Re: IS this grease really for all uses?
there's 2 parts to a grease you need to know, the base oil in the grease and the thickener which makes up the grease.
With the base oil you want the proper viscosity for the application, typically lower viscosity for higher speed and lower temperatures. Also application specific is to what extent additives are in that oil which will diffentiate the grease as an EP (extreme-pressure) grease to varying degrees. The thickener part of the grease is what most people don't know about and what gets you into trouble. You don't want to mix greases of different thickener types because while the base oils in them are almost always compatible and mixable, the thickeners oftentimes are not. The result of mixing incompatible thickeners are they will harden and cake up under use, which then prevents the oil from reabsorbing back into the thickener. The oil as a liquid runs out of the area when the appliation is shut down and lubrication is lost; it's the oil that lubricates not the thickener.

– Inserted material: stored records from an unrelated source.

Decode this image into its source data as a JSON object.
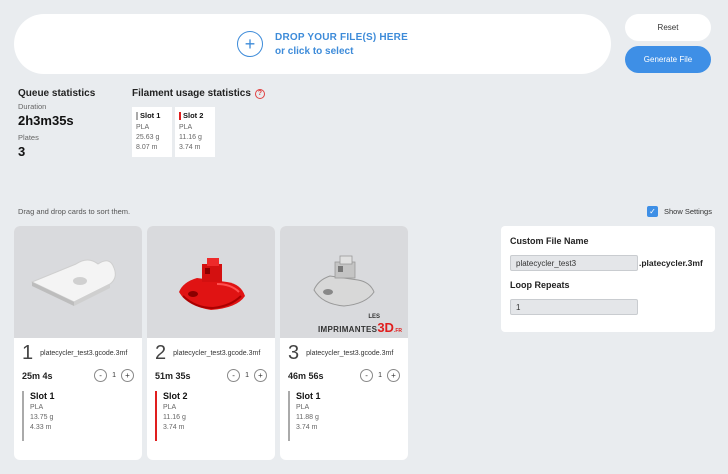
{
  "dropzone": {
    "line1": "DROP YOUR FILE(S) HERE",
    "line2": "or click to select",
    "icon": "plus-icon"
  },
  "buttons": {
    "reset": "Reset",
    "generate": "Generate File"
  },
  "queue_stats": {
    "title": "Queue statistics",
    "duration_label": "Duration",
    "duration_value": "2h3m35s",
    "plates_label": "Plates",
    "plates_value": "3"
  },
  "filament_stats": {
    "title": "Filament usage statistics",
    "help_icon": "?",
    "slots": [
      {
        "name": "Slot 1",
        "type": "PLA",
        "weight": "25.63 g",
        "length": "8.07 m",
        "color": "#ffffff"
      },
      {
        "name": "Slot 2",
        "type": "PLA",
        "weight": "11.16 g",
        "length": "3.74 m",
        "color": "#e01e1e"
      }
    ]
  },
  "drag_hint": "Drag and drop cards to sort them.",
  "show_settings": {
    "label": "Show Settings",
    "checked": true,
    "check": "✓"
  },
  "plates": [
    {
      "number": "1",
      "file": "platecycler_test3.gcode.3mf",
      "time": "25m 4s",
      "repeat": "1",
      "minus": "-",
      "plus": "+",
      "slot": {
        "name": "Slot 1",
        "type": "PLA",
        "weight": "13.75 g",
        "length": "4.33 m",
        "color": "#ffffff"
      }
    },
    {
      "number": "2",
      "file": "platecycler_test3.gcode.3mf",
      "time": "51m 35s",
      "repeat": "1",
      "minus": "-",
      "plus": "+",
      "slot": {
        "name": "Slot 2",
        "type": "PLA",
        "weight": "11.16 g",
        "length": "3.74 m",
        "color": "#e01e1e"
      }
    },
    {
      "number": "3",
      "file": "platecycler_test3.gcode.3mf",
      "time": "46m 56s",
      "repeat": "1",
      "minus": "-",
      "plus": "+",
      "slot": {
        "name": "Slot 1",
        "type": "PLA",
        "weight": "11.88 g",
        "length": "3.74 m",
        "color": "#ffffff"
      },
      "watermark": {
        "top": "LES",
        "main": "IMPRIMANTES",
        "accent": "3D",
        "suffix": ".FR"
      }
    }
  ],
  "settings": {
    "file_name_label": "Custom File Name",
    "file_name_value": "platecycler_test3",
    "file_name_suffix": ".platecycler.3mf",
    "loop_label": "Loop Repeats",
    "loop_value": "1"
  }
}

Most marine greases, like lubrimatic, use thickeners that are sodium or calcium bases, I can't remember which. But it usually says on the tube. As long as the new grease you're going to use has the same thickener as the grease currently in the application, everything should be ok. The most common greases are lithium based but you'll see the calcium or sodium greases in marine applications because of their thickeners increased water resistance relative to cost. Aluminum complex grease is probably the most water resistance and also the most tacky of all, also much more expensive, which may be what is used as spline grease. In addition, spline greases will differ by having higher viscosity oil with more EP additives because of the speed and how frictional surfaces contact each other, compared to a roller bearing which is much lower friction and higher speed. For that reason, you wouldn't want to use a spline grease for a roller (gimbal) bearing- the oil would be overloaded with EP adds and have too high a viscosity for the inteneded use. And a bearing grease wouldn't have a high enough viscosity oil to stay put nor the EP adds to protect the sliding motion of splines and ujoints. Why they continue to tout teflon as a desireable additive in lubricant products I don't know, dupont must be helping them market it.